Aku biarkan rongga dadaku dipenuhi udara agar aku bisa membuat napasku tak sesak lagi. Mataku menjelajah tiap sudut yang masih sangat aku kenali. Ruangan yang tak banyak berubah, kecuali cat tembok yang semula berwarna maroon kini berubah menjadi krem.
Waktu sepuluh tahun tidak mampu mengubah ruangan tempat dulu Bapak menghardikku untuk terakhir kali. Ruangan perpustakaan dengan lemari yang penuh buku dan temboknya berwarna abu-abu tua.b Ibu menatap penuh kebingungan. Seandainya saja Ibu bisa bersikap lebih tegas dan memberikan penjelasan pada Bapak, aku tidak perlu menghabiskan waktu di tempat jauh.
Perlahan aku mendekati kursi kecil di mana dulu aku tertunduk, mendengarkan ceramah Bapak. Kursi yang terbuat dari kayu jati masih kokoh meskipun peliturnya telah tertutup debu. Foto Bapak, Ibu, aku, Mas To dan Re, masih tersimpan di dinding sebelah kiri. Ibu pandai menata ruangan yang tidak terlalu luas ini sehingga masih tersisa ruang di sebelah kursi tamu untuk meletakkan rak vas bunga hidup yang diambil dari taman bunga Ibu.

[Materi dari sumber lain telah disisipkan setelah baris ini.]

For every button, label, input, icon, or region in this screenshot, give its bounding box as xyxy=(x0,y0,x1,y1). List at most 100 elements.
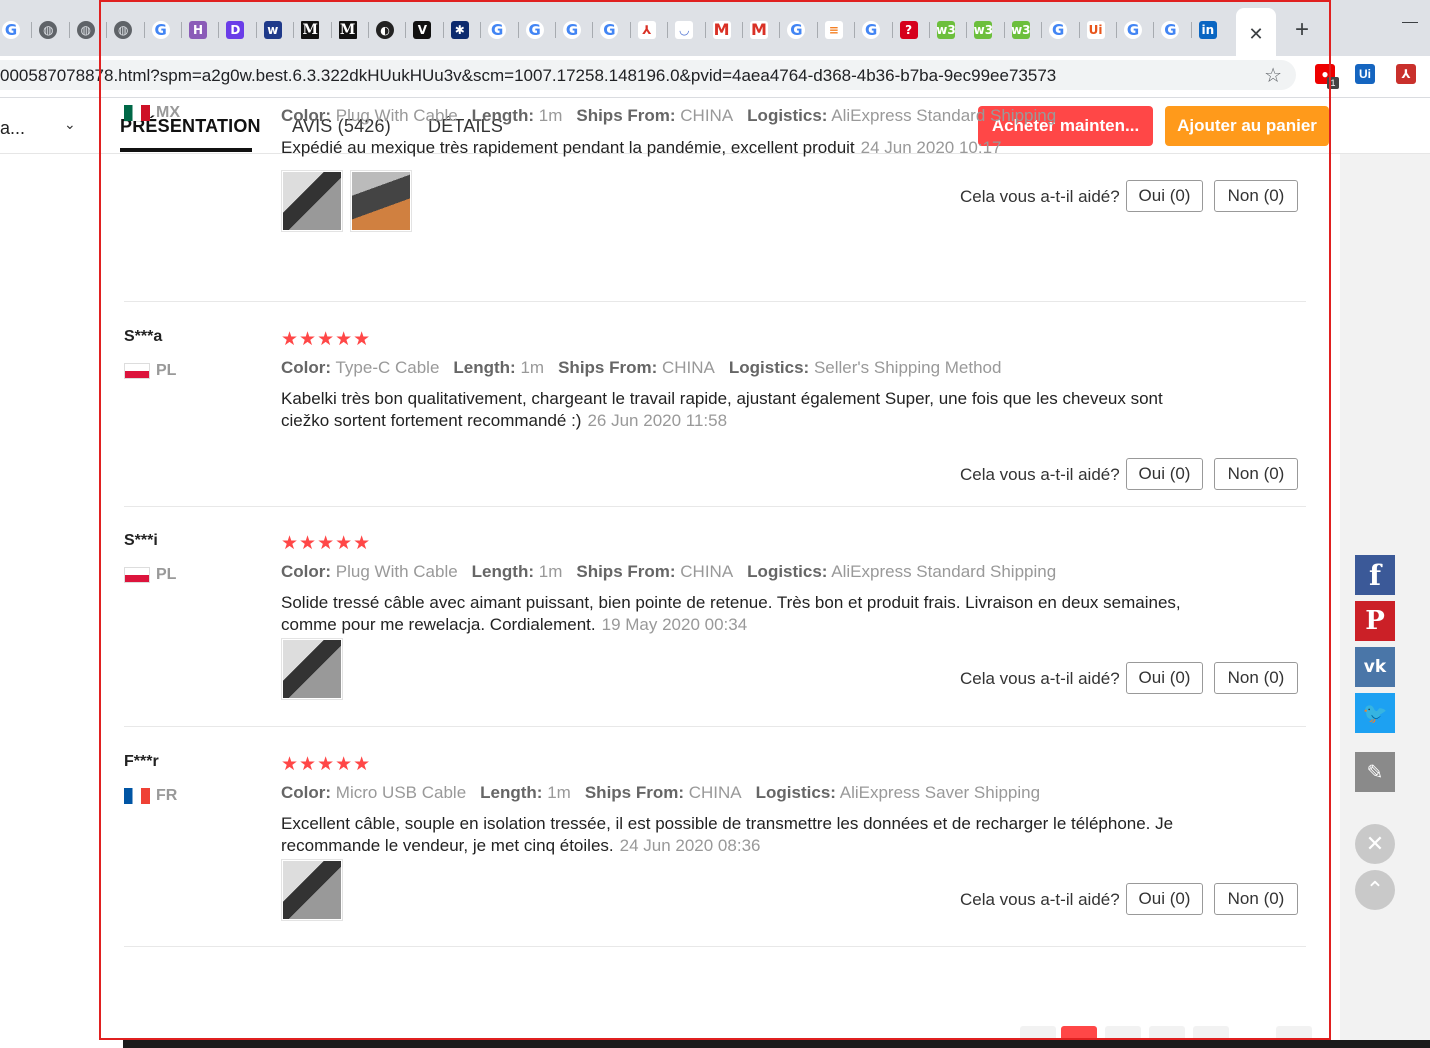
active-tab[interactable]: ✕ xyxy=(1236,8,1276,60)
bookmark-star-icon[interactable]: ☆ xyxy=(1264,63,1282,88)
browser-tab[interactable]: ⅄ xyxy=(629,14,664,46)
ui-extension-icon[interactable]: Ui xyxy=(1355,64,1375,84)
browser-tab[interactable]: Ui xyxy=(1078,14,1113,46)
url-text[interactable]: 000587078878.html?spm=a2g0w.best.6.3.322… xyxy=(0,66,1056,86)
github-icon: ◐ xyxy=(376,21,394,39)
pdf-extension-icon[interactable]: ⅄ xyxy=(1396,64,1416,84)
browser-tab[interactable]: G xyxy=(517,14,552,46)
browser-tab[interactable]: G xyxy=(854,14,888,46)
back-to-top-icon[interactable]: ⌃ xyxy=(1355,870,1395,910)
google-icon: G xyxy=(151,21,170,39)
globe-icon: ◍ xyxy=(39,21,58,39)
browser-tab[interactable]: G xyxy=(1153,14,1187,46)
browser-tab[interactable]: G xyxy=(0,14,28,46)
facebook-share-icon[interactable]: f xyxy=(1355,555,1395,595)
google-icon: G xyxy=(525,21,544,39)
helpful-question: Cela vous a-t-il aidé? xyxy=(960,890,1120,909)
attr-label-logistics: Logistics: xyxy=(747,106,828,125)
country-flag-icon xyxy=(124,363,150,379)
browser-tab[interactable]: w3 xyxy=(1003,14,1038,46)
browser-tab[interactable]: w3 xyxy=(966,14,1000,46)
review-divider xyxy=(124,506,1306,507)
google-icon: G xyxy=(787,21,806,39)
attr-logistics: AliExpress Standard Shipping xyxy=(831,562,1057,581)
browser-tab[interactable]: G xyxy=(592,14,626,46)
browser-tab[interactable]: M xyxy=(330,14,365,46)
review-photo-thumbnail[interactable] xyxy=(281,170,343,232)
browser-tab[interactable]: ? xyxy=(891,14,926,46)
medium-icon: M xyxy=(338,21,357,39)
browser-tab[interactable]: ◍ xyxy=(106,14,140,46)
linkedin-icon: in xyxy=(1198,21,1217,39)
google-icon: G xyxy=(862,21,881,39)
close-tab-icon[interactable]: ✕ xyxy=(1248,24,1263,45)
helpful-question: Cela vous a-t-il aidé? xyxy=(960,465,1120,484)
attr-label-length: Length: xyxy=(453,358,516,377)
browser-tab[interactable]: G xyxy=(1116,14,1150,46)
attr-label-color: Color: xyxy=(281,358,332,377)
browser-tab[interactable]: ◐ xyxy=(368,14,402,46)
helpful-yes-button[interactable]: Oui (0) xyxy=(1126,180,1203,212)
vk-share-icon[interactable]: vk xyxy=(1355,647,1395,687)
review-photo-thumbnail[interactable] xyxy=(281,859,343,921)
browser-tab[interactable]: M xyxy=(293,14,327,46)
attr-label-ships-from: Ships From: xyxy=(576,562,676,581)
helpful-question: Cela vous a-t-il aidé? xyxy=(960,187,1120,206)
browser-tab[interactable]: ◍ xyxy=(68,14,103,46)
helpful-yes-button[interactable]: Oui (0) xyxy=(1126,662,1203,694)
twitter-share-icon[interactable]: 🐦 xyxy=(1355,693,1395,733)
google-icon: G xyxy=(600,21,619,39)
helpful-no-button[interactable]: Non (0) xyxy=(1214,883,1298,915)
review-text: Solide tressé câble avec aimant puissant… xyxy=(281,592,1191,636)
browser-tab[interactable]: G xyxy=(143,14,178,46)
browser-tab[interactable]: G xyxy=(480,14,514,46)
chevron-down-icon[interactable]: ⌄ xyxy=(64,116,76,133)
helpful-yes-button[interactable]: Oui (0) xyxy=(1126,458,1203,490)
browser-tab[interactable]: D xyxy=(218,14,252,46)
review-photo-thumbnail[interactable] xyxy=(350,170,412,232)
helpful-no-button[interactable]: Non (0) xyxy=(1214,662,1298,694)
attr-label-ships-from: Ships From: xyxy=(584,783,685,802)
browser-tab[interactable]: G xyxy=(779,14,813,46)
browser-tab[interactable]: H xyxy=(181,14,215,46)
helpful-no-button[interactable]: Non (0) xyxy=(1214,458,1298,490)
review-author: S***i xyxy=(124,532,158,549)
review-body: Expédié au mexique très rapidement penda… xyxy=(281,138,855,157)
attr-label-length: Length: xyxy=(480,783,543,802)
attr-label-color: Color: xyxy=(281,106,332,125)
review-date: 24 Jun 2020 08:36 xyxy=(619,836,761,855)
review-divider xyxy=(124,946,1306,947)
browser-tab[interactable]: ✱ xyxy=(442,14,477,46)
review-photo-image xyxy=(283,172,341,230)
browser-tab[interactable]: ◡ xyxy=(667,14,701,46)
country-flag-icon xyxy=(124,788,150,804)
omnibox[interactable]: 000587078878.html?spm=a2g0w.best.6.3.322… xyxy=(0,60,1296,90)
browser-tab[interactable]: G xyxy=(1041,14,1075,46)
browser-tab[interactable]: M xyxy=(704,14,739,46)
browser-tab[interactable]: ≡ xyxy=(816,14,851,46)
w3-icon: w3 xyxy=(973,21,994,39)
country-code: PL xyxy=(156,566,177,583)
new-tab-button[interactable]: + xyxy=(1288,14,1316,46)
review-item: F***r FR ★★★★★ Color: Micro USB Cable Length… xyxy=(124,743,1306,943)
browser-tab[interactable]: V xyxy=(405,14,439,46)
edit-icon[interactable]: ✎ xyxy=(1355,752,1395,792)
attr-ships-from: CHINA xyxy=(680,106,734,125)
pinterest-share-icon[interactable]: P xyxy=(1355,601,1395,641)
browser-tab[interactable]: w3 xyxy=(929,14,963,46)
browser-tab[interactable]: M xyxy=(742,14,776,46)
attr-logistics: AliExpress Saver Shipping xyxy=(839,783,1041,802)
minimize-window-icon[interactable] xyxy=(1402,22,1418,23)
globe-icon: ◍ xyxy=(114,21,133,39)
helpful-no-button[interactable]: Non (0) xyxy=(1214,180,1298,212)
review-photo-thumbnail[interactable] xyxy=(281,638,343,700)
browser-tab[interactable]: G xyxy=(555,14,589,46)
close-icon[interactable]: ✕ xyxy=(1355,824,1395,864)
helpful-yes-button[interactable]: Oui (0) xyxy=(1126,883,1203,915)
review-sku-attributes: Color: Plug With Cable Length: 1m Ships Fr… xyxy=(281,562,1056,582)
browser-tab[interactable]: w xyxy=(255,14,290,46)
browser-tab[interactable]: ◍ xyxy=(31,14,65,46)
browser-tab[interactable]: in xyxy=(1190,14,1225,46)
store-name[interactable]: a... xyxy=(0,118,25,139)
review-author: S***a xyxy=(124,328,163,345)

Aku duduk di kursi kecil itu, mengusap debu yang menempel di pelitur tua dengan ujung jari. Di sinilah semuanya dimulai. Tempat di mana aku mendengar kalimat yang terus menggema dalam pikiranku selama bertahun-tahun.
"Kamu pikir hidup ini cuma main-main? Seni musik? Mau jadi pengamen?!"
Suaranya tegas mengetuk nasibku tanpa bertanya lebih dulu. Aku hanya diam saat itu, walaupun di dadaku ada bara. Aku tahu Bapak mencintai keluarganya dengan caranya sendiri, tapi aku tidak pernah bisa menerima bahwa caranya mencintai sering kali terasa seperti rantai, membelenggu.
"Ibu..." gumamku pelan, seakan berharap ada jawaban yang keluar dari foto di dinding itu. Dalam hati aku bertanya, apakah Ibu pernah menyesali sikap diamnya? Atau, apakah aku yang terlalu berharap lebih dari seorang perempuan yang juga mungkin tidak tahu cara melawan?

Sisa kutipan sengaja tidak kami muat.